3.- Si piensa que debe haber una Jefatura del Estado, piense por qué, pero, sobre todo, qué competencias habrá de tener y cuál ha de ser el procedimiento para su investidura. Póngase en «su» mejor –un Largo Caballero impidiendo una reforma laboral propiciada por un gobierno «neoliberal» que profundiza «en sus aspectos más lesivos»– pero también en su «peor» –un Fraga Iribarne vetando cualquier ley permisiva con la interrupción voluntaria del embarazo–. Esa estrategia maximin le instará, apuesto, a descartar el tipo de poder que tiene el presidente de la República en los Estados Unidos. Vetos, pues, no; aunque, recuerde, muchas repúblicas que quizá usted admira cuentan con instituciones más «contramayoritarias» –por disponer de la capacidad de anular leyes– que la propia institución monárquica. Piense en el papel reservado a tribunales constitucionales o cortes supremas. ¿Atribuiría al Jefe del Estado la capacidad de disolver las Cámaras y convocar elecciones? ¿Proponer candidatos para las altas magistraturas?
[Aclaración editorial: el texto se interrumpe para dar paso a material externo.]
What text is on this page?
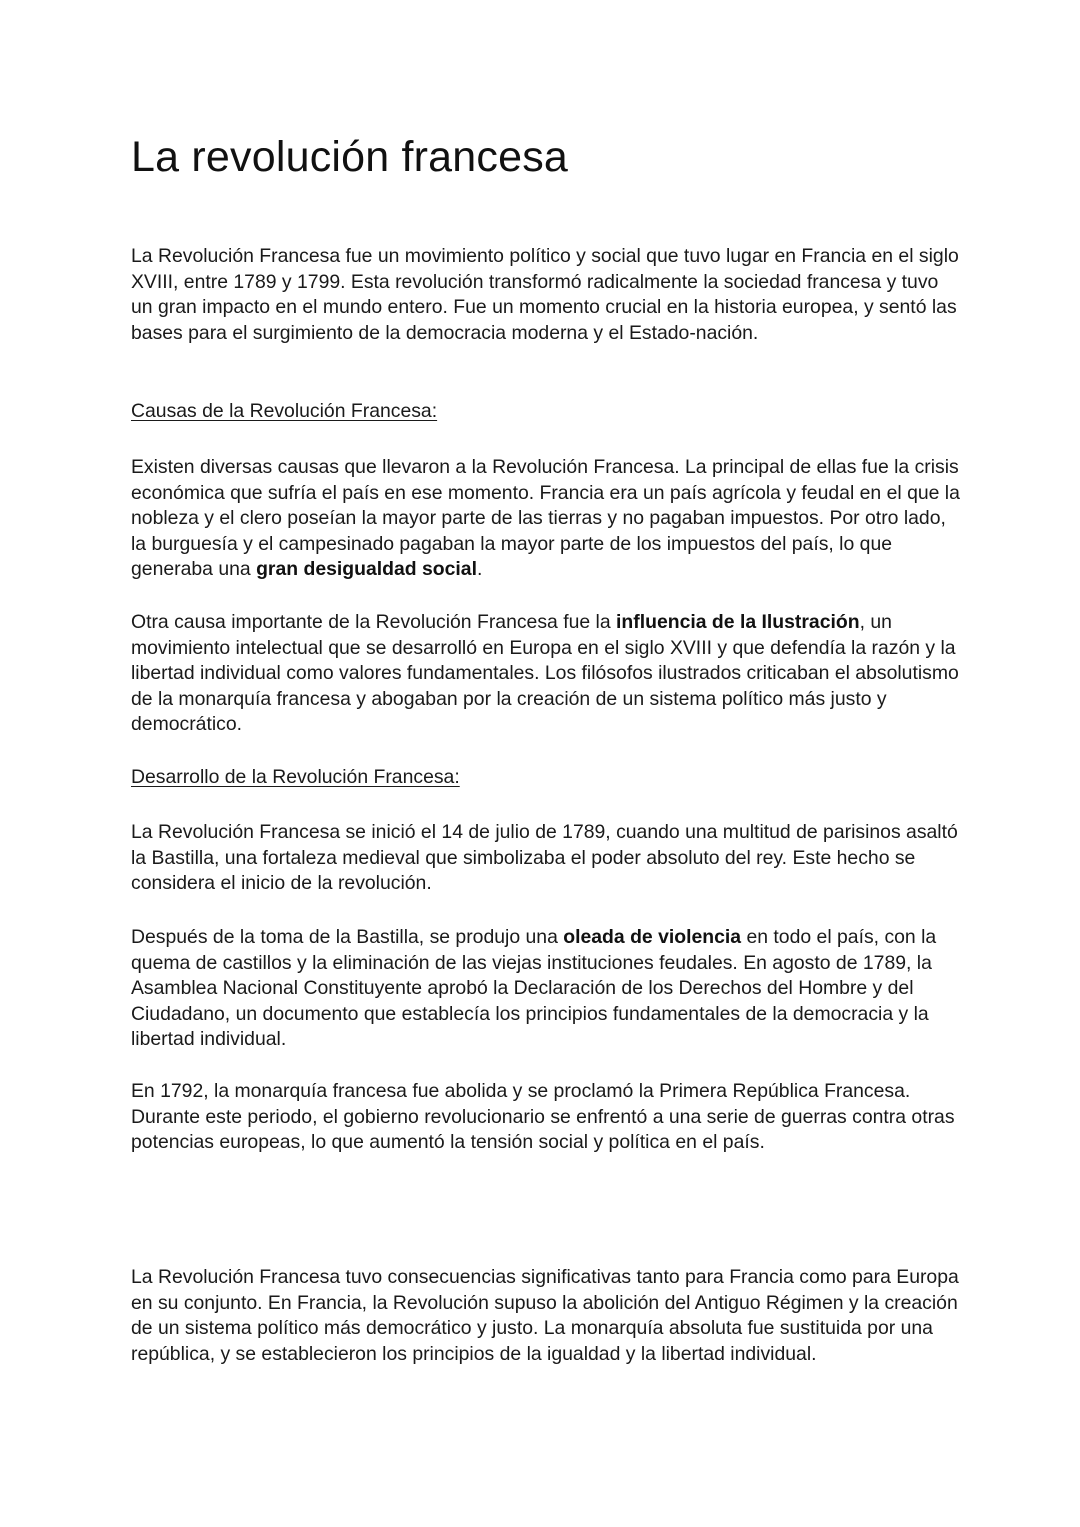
La revolución francesa

La Revolución Francesa fue un movimiento político y social que tuvo lugar en Francia en el siglo XVIII, entre 1789 y 1799. Esta revolución transformó radicalmente la sociedad francesa y tuvo un gran impacto en el mundo entero. Fue un momento crucial en la historia europea, y sentó las bases para el surgimiento de la democracia moderna y el Estado-nación.

Causas de la Revolución Francesa:

Existen diversas causas que llevaron a la Revolución Francesa. La principal de ellas fue la crisis económica que sufría el país en ese momento. Francia era un país agrícola y feudal en el que la nobleza y el clero poseían la mayor parte de las tierras y no pagaban impuestos. Por otro lado, la burguesía y el campesinado pagaban la mayor parte de los impuestos del país, lo que generaba una gran desigualdad social.

Otra causa importante de la Revolución Francesa fue la influencia de la Ilustración, un movimiento intelectual que se desarrolló en Europa en el siglo XVIII y que defendía la razón y la libertad individual como valores fundamentales. Los filósofos ilustrados criticaban el absolutismo de la monarquía francesa y abogaban por la creación de un sistema político más justo y democrático.

Desarrollo de la Revolución Francesa:

La Revolución Francesa se inició el 14 de julio de 1789, cuando una multitud de parisinos asaltó la Bastilla, una fortaleza medieval que simbolizaba el poder absoluto del rey. Este hecho se considera el inicio de la revolución.

Después de la toma de la Bastilla, se produjo una oleada de violencia en todo el país, con la quema de castillos y la eliminación de las viejas instituciones feudales. En agosto de 1789, la Asamblea Nacional Constituyente aprobó la Declaración de los Derechos del Hombre y del Ciudadano, un documento que establecía los principios fundamentales de la democracia y la libertad individual.

En 1792, la monarquía francesa fue abolida y se proclamó la Primera República Francesa. Durante este periodo, el gobierno revolucionario se enfrentó a una serie de guerras contra otras potencias europeas, lo que aumentó la tensión social y política en el país.

La Revolución Francesa tuvo consecuencias significativas tanto para Francia como para Europa en su conjunto. En Francia, la Revolución supuso la abolición del Antiguo Régimen y la creación de un sistema político más democrático y justo. La monarquía absoluta fue sustituida por una república, y se establecieron los principios de la igualdad y la libertad individual.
Su espíritu republicano –por «democrático»– seguramente le inclinará a restringir al máximo esa dimensión estrictamente política de la jefatura del Estado. ¿Para qué entonces un Jefe del Estado?
4.- Amigo lector, republicano visceral: ¿es usted partidario de que el presidente de la República se elija por sufragio popular o tal vez prefiere que sean los representantes electos quienes lo designen? ¿Con qué mayoría? La primera opción tal vez haga que se proyecten sus peores presagios, el resultado de recordar que ni el procedimiento democrático, ni ningún otro, garantizan la justicia del resultado. El voto por mayoría de la ciudadanía es sin duda más legítimo, pero, de nuevo, piense en un Jesús Gil de presidente de la República por aplastante apoyo. El filtro de la designación parlamentaria puede evitar tal perversión populista, pero puede resultar igualmente paralizante sobre todo si exigimos, como refuerzo, una mayoría cualificada. ¿Qué razones le permiten a usted pensar que será más fácil que el Parlamento concuerde en quién será el Presidente de la República que la directora del ente Radio Televisión Española?
5.- ¿Y cómo se conforma la nómina de posibles candidatos? ¿Qué requisitos han de concurrir en su persona? Es probable que, destinado el jefe del Estado a jugar un papel «simbólico», de ser la «más alta representación del Estado» y sin apenas funciones políticas por razones de legitimidad democrática, piense usted en que su discreción y mesura será decisiva; también su proyección internacional, la dignidad con la que logra ejercer su función, su capacidad para la diplomacia al más alto nivel, para la influencia en los asuntos en los que el Estado se juegue cosas importantes con otros estados, para el trato con líderes mundiales de todo pelaje…
CODA: su cuñada acecha: ¿no es más probable que todo eso se logre con buen entrenamiento e instrucción desde la cuna? ¿No hay valor añadido en el hecho de que un linaje específico –un dato contingente, sin duda, carente de valor moral intrínseco pero adornado con la previsibilidad– otorgará estabilidad a la institución? ¿No es ello deseable si mantenemos el corazón democrático del resto de nuestro esquema institucional, allí donde más importa? Piénselo.